CCSK is frequently confused with Wilms tumor in children. However, Argani and colleagues reported the striking differences between clear cell sarcoma and Wilms tumor [1]. The large size, areas of necrosis, a mucoid structure, and the cyst formation are the important gross features of this neoplasm. Stain for cytokeratin is negative while tumor cells are positive for vimentin in clear cell sarcoma of the kidney. It usually tends to metastasize to bones being different from Wilms tumor. It is declared that in pediatric patients the treatment with doxorubicin, the presence of necrosis, the stage of the disease, and the age of the patient at diagnosis were the significant prognostic factors for survival. These findings had been obtained from the records of the pediatric patients [1].

CCSK is extremely rare neoplasm in adults. Amin and colleagues reviewed four new and eight previous cases of CCSK occurring in adult patients. They reported that clinic and pathologic features of CCSK did not differ significantly between adult and pediatric patients [6]. They also noted that CCSK was negative for most markers except for vimentin and this finding was helpful to distinguish it from undifferentiated adult renal neoplasm including sarcomatoid renal cell carcinoma [6].

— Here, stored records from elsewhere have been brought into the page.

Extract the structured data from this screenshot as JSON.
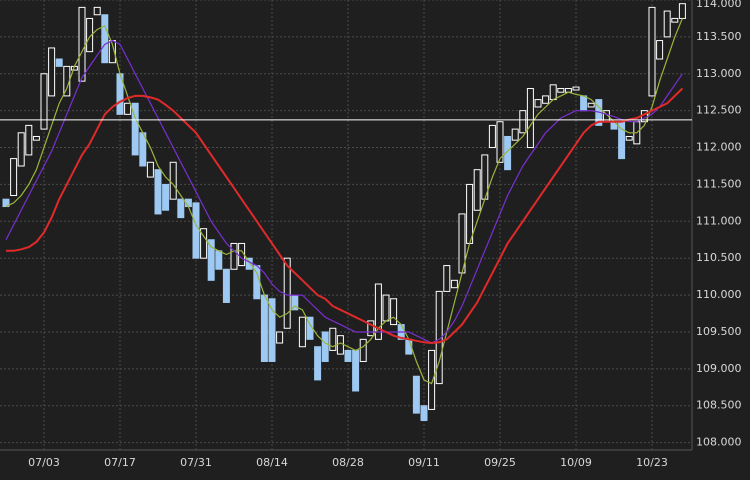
{
  "chart_data": {
    "type": "candlestick",
    "categories": [
      null,
      null,
      null,
      null,
      null,
      "07/03",
      null,
      null,
      null,
      null,
      null,
      null,
      null,
      null,
      null,
      "07/17",
      null,
      null,
      null,
      null,
      null,
      null,
      null,
      null,
      null,
      "07/31",
      null,
      null,
      null,
      null,
      null,
      null,
      null,
      null,
      null,
      "08/14",
      null,
      null,
      null,
      null,
      null,
      null,
      null,
      null,
      null,
      "08/28",
      null,
      null,
      null,
      null,
      null,
      null,
      null,
      null,
      null,
      "09/11",
      null,
      null,
      null,
      null,
      null,
      null,
      null,
      null,
      null,
      "09/25",
      null,
      null,
      null,
      null,
      null,
      null,
      null,
      null,
      null,
      "10/09",
      null,
      null,
      null,
      null,
      null,
      null,
      null,
      null,
      null,
      "10/23",
      null,
      null,
      null,
      null
    ],
    "open": [
      111.3,
      111.35,
      111.75,
      111.9,
      112.1,
      112.25,
      112.7,
      113.2,
      112.7,
      113.05,
      112.9,
      113.3,
      113.8,
      113.8,
      113.15,
      113.0,
      112.45,
      112.6,
      112.2,
      111.6,
      111.7,
      111.5,
      111.3,
      111.3,
      111.3,
      111.25,
      110.5,
      110.75,
      110.6,
      110.35,
      110.35,
      110.4,
      110.5,
      110.4,
      110.0,
      109.95,
      109.35,
      109.55,
      110.0,
      109.3,
      109.7,
      109.3,
      109.5,
      109.25,
      109.2,
      109.25,
      109.25,
      109.1,
      109.45,
      109.4,
      109.65,
      109.6,
      109.6,
      109.4,
      108.9,
      108.5,
      108.45,
      108.8,
      110.05,
      110.1,
      110.3,
      110.7,
      111.15,
      111.3,
      112.0,
      111.8,
      112.15,
      112.1,
      112.2,
      112.0,
      112.55,
      112.6,
      112.65,
      112.75,
      112.75,
      112.78,
      112.7,
      112.55,
      112.65,
      112.35,
      112.35,
      112.35,
      112.1,
      112.05,
      112.35,
      112.7,
      113.2,
      113.5,
      113.7,
      113.75
    ],
    "close": [
      111.2,
      111.85,
      112.2,
      112.3,
      112.15,
      113.0,
      113.35,
      113.1,
      113.1,
      113.1,
      113.9,
      113.75,
      113.9,
      113.15,
      113.45,
      112.45,
      112.6,
      111.9,
      111.75,
      111.8,
      111.1,
      111.15,
      111.8,
      111.05,
      111.2,
      110.5,
      110.9,
      110.2,
      110.35,
      109.9,
      110.7,
      110.7,
      110.35,
      109.95,
      109.1,
      109.1,
      109.5,
      110.5,
      109.8,
      109.7,
      109.4,
      108.85,
      109.1,
      109.55,
      109.45,
      109.1,
      108.7,
      109.4,
      109.65,
      110.15,
      110.0,
      109.95,
      109.4,
      109.2,
      108.4,
      108.3,
      109.25,
      110.05,
      110.4,
      110.2,
      111.1,
      111.5,
      111.7,
      111.9,
      112.3,
      112.35,
      111.7,
      112.25,
      112.5,
      112.8,
      112.65,
      112.7,
      112.85,
      112.8,
      112.8,
      112.82,
      112.5,
      112.6,
      112.3,
      112.5,
      112.25,
      111.85,
      112.15,
      112.35,
      112.5,
      113.9,
      113.45,
      113.85,
      113.75,
      113.95
    ],
    "up_color": "#ffffff",
    "down_color": "#9dc9f2",
    "moving_averages": [
      {
        "color": "#9bb53a",
        "values": [
          111.2,
          111.25,
          111.35,
          111.5,
          111.7,
          112.0,
          112.3,
          112.6,
          112.8,
          113.1,
          113.3,
          113.5,
          113.6,
          113.65,
          113.4,
          113.0,
          112.7,
          112.4,
          112.2,
          112.0,
          111.75,
          111.6,
          111.5,
          111.35,
          111.2,
          110.95,
          110.8,
          110.65,
          110.6,
          110.55,
          110.6,
          110.6,
          110.45,
          110.3,
          110.0,
          109.8,
          109.7,
          109.75,
          109.85,
          109.8,
          109.6,
          109.45,
          109.35,
          109.3,
          109.35,
          109.3,
          109.25,
          109.3,
          109.4,
          109.55,
          109.65,
          109.7,
          109.6,
          109.4,
          109.1,
          108.85,
          108.8,
          109.1,
          109.5,
          109.9,
          110.3,
          110.7,
          111.0,
          111.3,
          111.6,
          111.85,
          111.95,
          112.05,
          112.15,
          112.3,
          112.45,
          112.55,
          112.65,
          112.7,
          112.75,
          112.72,
          112.7,
          112.65,
          112.55,
          112.45,
          112.35,
          112.25,
          112.2,
          112.2,
          112.3,
          112.55,
          112.9,
          113.2,
          113.5,
          113.75
        ]
      },
      {
        "color": "#7a2fd0",
        "values": [
          110.75,
          110.95,
          111.15,
          111.35,
          111.55,
          111.75,
          111.95,
          112.2,
          112.45,
          112.7,
          112.95,
          113.1,
          113.25,
          113.4,
          113.45,
          113.4,
          113.2,
          113.0,
          112.8,
          112.6,
          112.4,
          112.2,
          112.0,
          111.8,
          111.6,
          111.4,
          111.2,
          111.0,
          110.85,
          110.7,
          110.6,
          110.5,
          110.45,
          110.4,
          110.3,
          110.15,
          110.05,
          110.0,
          110.0,
          110.0,
          109.9,
          109.8,
          109.7,
          109.65,
          109.6,
          109.55,
          109.5,
          109.5,
          109.5,
          109.5,
          109.5,
          109.5,
          109.5,
          109.5,
          109.45,
          109.4,
          109.35,
          109.4,
          109.5,
          109.65,
          109.85,
          110.1,
          110.35,
          110.6,
          110.85,
          111.1,
          111.35,
          111.55,
          111.75,
          111.9,
          112.05,
          112.2,
          112.3,
          112.4,
          112.45,
          112.5,
          112.5,
          112.5,
          112.48,
          112.45,
          112.42,
          112.38,
          112.35,
          112.35,
          112.4,
          112.45,
          112.55,
          112.7,
          112.85,
          113.0
        ]
      },
      {
        "color": "#e02a2a",
        "values": [
          110.6,
          110.6,
          110.62,
          110.65,
          110.72,
          110.85,
          111.05,
          111.3,
          111.5,
          111.7,
          111.9,
          112.05,
          112.25,
          112.45,
          112.55,
          112.62,
          112.67,
          112.7,
          112.7,
          112.68,
          112.65,
          112.58,
          112.5,
          112.4,
          112.3,
          112.2,
          112.05,
          111.9,
          111.75,
          111.6,
          111.45,
          111.3,
          111.15,
          111.0,
          110.85,
          110.7,
          110.55,
          110.4,
          110.3,
          110.2,
          110.1,
          110.0,
          109.95,
          109.85,
          109.8,
          109.75,
          109.7,
          109.65,
          109.6,
          109.55,
          109.5,
          109.45,
          109.42,
          109.4,
          109.38,
          109.36,
          109.35,
          109.36,
          109.4,
          109.5,
          109.6,
          109.75,
          109.9,
          110.1,
          110.3,
          110.5,
          110.7,
          110.85,
          111.0,
          111.15,
          111.3,
          111.45,
          111.6,
          111.75,
          111.9,
          112.05,
          112.2,
          112.3,
          112.35,
          112.35,
          112.35,
          112.35,
          112.38,
          112.4,
          112.45,
          112.5,
          112.55,
          112.6,
          112.7,
          112.8
        ]
      }
    ],
    "reference_line": {
      "value": 112.375,
      "color": "#ffffff"
    },
    "ylim": [
      107.9,
      114.0
    ],
    "yticks": [
      {
        "value": 108.0,
        "label": "108.000"
      },
      {
        "value": 108.5,
        "label": "108.500"
      },
      {
        "value": 109.0,
        "label": "109.000"
      },
      {
        "value": 109.5,
        "label": "109.500"
      },
      {
        "value": 110.0,
        "label": "110.000"
      },
      {
        "value": 110.5,
        "label": "110.500"
      },
      {
        "value": 111.0,
        "label": "111.000"
      },
      {
        "value": 111.5,
        "label": "111.500"
      },
      {
        "value": 112.0,
        "label": "112.000"
      },
      {
        "value": 112.5,
        "label": "112.500"
      },
      {
        "value": 113.0,
        "label": "113.000"
      },
      {
        "value": 113.5,
        "label": "113.500"
      },
      {
        "value": 114.0,
        "label": "114.000"
      }
    ],
    "grid": true
  }
}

Optimal treatment of adult patients with CCSK still remains unclear. Surgery, radiotherapy and chemotherapy are combined or used separately. Benchekroun et al reported a patient who underwent surgery followed by combination chemotherapy with cisplatin and doxorubicin and had no metastases 4 years later, but the metastases occurred within months in two patients who did not receive chemotherapy or radiotherapy after surgery [2]. In addition, Bhayani et al noted that a patient treated with surgery and combination chemotherapy (actinomycin, vincristine and doxorubicin) was disease-free at 12 months postoperatively [3]. In a report recently published by Rosso and colleagues, they treated a patient with surgery alone and stated that CCSK has a high resistance against radiation and chemotherapy [4].

Advanced clear cell renal carcinoma is highly resistant to traditional cytotoxic chemotherapeutic drugs and especially interleukin-2 and interferon alpha, along with selected chemotherapeutic agents have proven to be the most effective, with response rates averaging about 20 percent [5]. However, Argani and colleagues declared that doxorubicin, regardless of disease stage, was an effective drug in CCSK and also pointed that the survival rate was 98% and 69% for the pediatric patients with stage 1 disease and for all stages, respectively [1]. Thus, its differentiation from clear cell renal carcinoma and undifferentiated adult renal neoplasm including sarcomatoid renal cell carcinoma is especially important in adult patients. Our 22-year-old male patient received radiotherapy and combination chemotherapy with actinomycin, vincristine and doxorubicin after radical nephrectomy and lymph node dissection. Twenty-four months following surgery and concomitant chemoradiotherapy there was no evidence of local recurrence or metastases.

Conclusion

We believe that the combination therapy is efficacious for preventing the local recurrence and distant metastases. As Argani and colleagues suggested in pediatric patients, accurate diagnosis is very important and therapy must also include doxorubicin regardless of the disease stage in adult patients with CCSK.